With a new little baby on the way I’m hearing lots of advice but there is one thing that I’ve heard more than anything else – learn sign language for babies! I’ve heard that it has so many benefits including better communication, development, and reduced fussiness. Who wouldn’t want all that? I’m willing to give it a try! Here is a guest post from an expert on baby sign language, Misty Weaver. If you have anything you would like to share about what worked and what didn’t work for you please leave them a note in the comment section. I would love to hear as much feedback on this as possible. I’ll turn it over to Misty now…
If you are a complete Infant Sign Language beginner, make life easy by following these four simple steps…
Learn some simple but useful signs.
Beginners are best to start off with signs that you and your baby can practice every day – signs like Mommy, Daddy and Milk are great because your baby will see Mommy and Daddy and drink milk every day! Although these signs are easy to master it’s a good idea to practice them yourself a few times before signing to your baby. Either attend a Baby Signing class or look up some free online resources to help you learn your first few signs. Limit yourself to only four or five to begin with – you can add more signs when you and your baby are more confident.
Use the signs as often as you can every day.

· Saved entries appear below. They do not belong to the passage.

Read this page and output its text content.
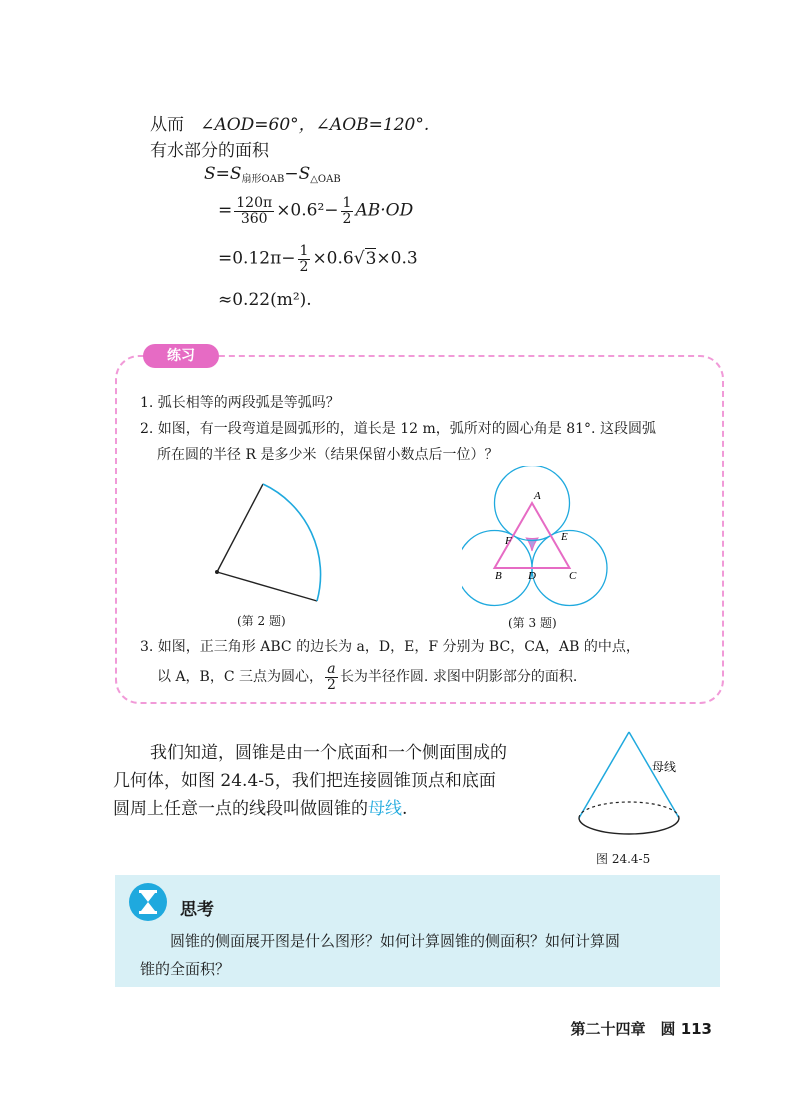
从而 ∠AOD=60°，∠AOB=120°.
有水部分的面积
$S=S_{扇形OAB}-S_{\triangle OAB}$
= $\frac{120\pi}{360} \times 0.6^2- \frac{1}{2} AB\cdot OD$
$=0.12\pi- \frac{1}{2} \times 0.6√3\times 0.3$
≈0.22(m²).
练习
1. 弧长相等的两段弧是等弧吗？
2. 如图，有一段弯道是圆弧形的，道长是 12 m，弧所对的圆心角是 81°. 这段圆弧
所在圆的半径 R 是多少米（结果保留小数点后一位）？
(第 2 题)
A
B	C
D
E
F
(第 3 题)
3. 如图，正三角形 ABC 的边长为 a，D，E，F 分别为 BC，CA，AB 的中点，
以 A，B，C 三点为圆心， $\frac{a}{2}$ 长为半径作圆. 求图中阴影部分的面积.
我们知道，圆锥是由一个底面和一个侧面围成的
几何体，如图 24.4-5，我们把连接圆锥顶点和底面
圆周上任意一点的线段叫做圆锥的母线.
母线
图 24.4-5
思考
圆锥的侧面展开图是什么图形？如何计算圆锥的侧面积？如何计算圆
锥的全面积？
第二十四章　圆 113
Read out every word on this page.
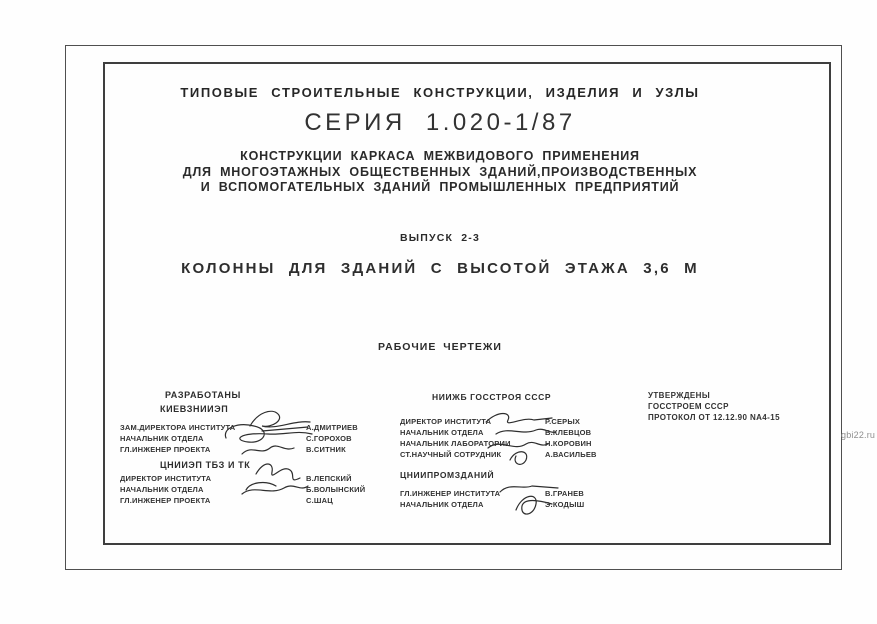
ТИПОВЫЕ СТРОИТЕЛЬНЫЕ КОНСТРУКЦИИ, ИЗДЕЛИЯ И УЗЛЫ
СЕРИЯ 1.020-1/87
КОНСТРУКЦИИ КАРКАСА МЕЖВИДОВОГО ПРИМЕНЕНИЯ
ДЛЯ МНОГОЭТАЖНЫХ ОБЩЕСТВЕННЫХ ЗДАНИЙ,ПРОИЗВОДСТВЕННЫХ
И ВСПОМОГАТЕЛЬНЫХ ЗДАНИЙ ПРОМЫШЛЕННЫХ ПРЕДПРИЯТИЙ
ВЫПУСК 2-3
КОЛОННЫ ДЛЯ ЗДАНИЙ С ВЫСОТОЙ ЭТАЖА 3,6 М
РАБОЧИЕ ЧЕРТЕЖИ
РАЗРАБОТАНЫ
КИЕВЗНИИЭП
ЗАМ.ДИРЕКТОРА ИНСТИТУТА	А.ДМИТРИЕВ
НАЧАЛЬНИК ОТДЕЛА	С.ГОРОХОВ
ГЛ.ИНЖЕНЕР ПРОЕКТА	В.СИТНИК
ЦНИИЭП ТБЗ И ТК
ДИРЕКТОР ИНСТИТУТА	В.ЛЕПСКИЙ
НАЧАЛЬНИК ОТДЕЛА	Б.ВОЛЫНСКИЙ
ГЛ.ИНЖЕНЕР ПРОЕКТА	С.ШАЦ
НИИЖБ ГОССТРОЯ СССР
ДИРЕКТОР ИНСТИТУТА	Р.СЕРЫХ
НАЧАЛЬНИК ОТДЕЛА	В.КЛЕВЦОВ
НАЧАЛЬНИК ЛАБОРАТОРИИ	Н.КОРОВИН
СТ.НАУЧНЫЙ СОТРУДНИК	А.ВАСИЛЬЕВ
ЦНИИПРОМЗДАНИЙ
ГЛ.ИНЖЕНЕР ИНСТИТУТА	В.ГРАНЕВ
НАЧАЛЬНИК ОТДЕЛА	Э.КОДЫШ
УТВЕРЖДЕНЫ
ГОССТРОЕМ СССР
ПРОТОКОЛ ОТ 12.12.90 NА4-15
gbi22.ru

Once you have learned a sign yourself, you should make this sign every time you say the word to your baby. Make the sign every time you do an action or use an object. This can feel strange at first, but with practice it will become second-nature. When you make a sign, say the word clearly, with good eye contact, while pointing to the thing or person you are describing.
Stick with it.
Babies learn through repetition and it can take about two months of exposure to a sign for babies over six months to learn the sign and be ready to use it themselves. So stick with it! You can use Sign Language For Babies when you’re shopping, playing, feeding – anywhere you get the chance. Be creative, have fun – just make sure you repeat the signs often. Remember to keep your facial expressions positive when you are signing. You want your baby to associate sign language with having fun. Don’t stress it.
Encourage your baby’s signing attempts.
When your baby makes her first sign, encourage her efforts enthusiastically. Don’t worry if she hasn’t got the sign ‘perfect’ or even if you can’t tell what the sign is meant to be! The important thing is that she’s starting to communicate with you by signing and that’s a big step. Give her plenty of praise, attention and eye-contact to show her you are impressed with her efforts. When she gets these positive vibes from you she will be encouraged to try and try again.
So remember: repetition is everything, be patient, and be encouraging. And take it slowly. Use a few signs to begin with, and when you and your baby have mastered these you can move on to include more signs in your repertoire. Most of all – have fun!